我还讲,像中国这样大的国家,没有中央的权威性,很容易封建割据,各行其是,或者又回到一盘散沙的过去。但我指的是建立现代法律的权威,这其实才是现代化的一个最关键的问题。记得采访稿刊登在《人民日报》和《世界经济导报》上,有案可查。

同年5月,参加中国社会科学院举办的“‘五四七十周年国际学术讨论会,我作了《启蒙的走向》的发言,这篇文章大家没怎么注意,其实很重要。其中强调今天应注意发扬理性,构建理性的形式,树立法律的权威。不赞成彻底否定传统和彻底否定现实的全盘西化论,无论在文化或政治上,都如此。应该努力造成一个多元、渐进、理性、法制的新时代,这才是现代化社会和走向现代化的真正健康的道路,才是五四精神的具体发扬,才是我所期待的启蒙在今日的走向。记得一家报纸是将我这八个字的手写体发表了。当时很多法律都没有制定,只好先由法制而进步到法治

这种破坏性的非理性也反映在学术上,包括王元化先生提倡的所谓否定的辩证法,都不是理性地建立形式,而是情绪地否定一切。

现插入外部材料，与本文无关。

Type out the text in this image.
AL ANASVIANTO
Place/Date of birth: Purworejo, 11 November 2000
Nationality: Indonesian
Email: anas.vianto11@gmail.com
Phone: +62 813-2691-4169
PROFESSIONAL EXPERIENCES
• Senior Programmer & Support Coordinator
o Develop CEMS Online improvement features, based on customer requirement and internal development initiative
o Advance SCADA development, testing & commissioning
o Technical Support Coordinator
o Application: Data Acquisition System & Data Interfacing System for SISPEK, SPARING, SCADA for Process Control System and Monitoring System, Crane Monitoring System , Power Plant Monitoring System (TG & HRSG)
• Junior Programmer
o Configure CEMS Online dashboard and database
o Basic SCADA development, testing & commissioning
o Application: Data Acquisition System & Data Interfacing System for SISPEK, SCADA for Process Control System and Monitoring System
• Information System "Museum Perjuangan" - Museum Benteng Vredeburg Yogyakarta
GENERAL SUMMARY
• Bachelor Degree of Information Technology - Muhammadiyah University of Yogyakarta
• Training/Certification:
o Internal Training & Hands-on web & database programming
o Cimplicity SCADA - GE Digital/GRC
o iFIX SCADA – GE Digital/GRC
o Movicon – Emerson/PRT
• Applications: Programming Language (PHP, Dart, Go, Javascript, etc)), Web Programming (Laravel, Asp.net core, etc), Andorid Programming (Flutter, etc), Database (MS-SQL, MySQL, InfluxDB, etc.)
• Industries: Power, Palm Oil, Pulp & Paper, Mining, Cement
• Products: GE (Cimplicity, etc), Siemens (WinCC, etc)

记得当时在给哲学所的同事写的一篇序文中,我强调要重视英美经验论传统,我觉得这种具有清晰的知性和不惑精神的经验主义,也许正是在文化上使英美避免欧洲大陆那种曾泛滥一时的法西斯非理性迷狂的重要原因之一。

中国学人治西方哲学,一般更喜欢德国哲学,而常常轻视或忽略英美经验论,总觉得它们不够味,其实这并不见得是好事。在中国应多提倡一点英美经验论传统中那种细密的科学分析、怀疑精神,以及重视实证的态度、方法和精神,少来一点神秘、迷狂的酒神(实际是仿酒神或假酒神)精神,少来一点尼采、海德格尔那种充满情绪冲动和行动反应的刺激作用。此种作用的确是兴奋剂,可以起弱扶羸,但其中也含有某种中毒性的副作用,很有点像今日美国青年喜欢服用毒品一样:一针之后确乎畅快过瘾,自我扩张,似可摧毁一切……中国的起弱扶羸恐怕不能靠这些,而仍然要靠民主、科技和理性。

马:当时还出现过一股寻根热

李:那是要回到民间,到民间去寻根,走向民间,而不是到孔孟那里去寻找。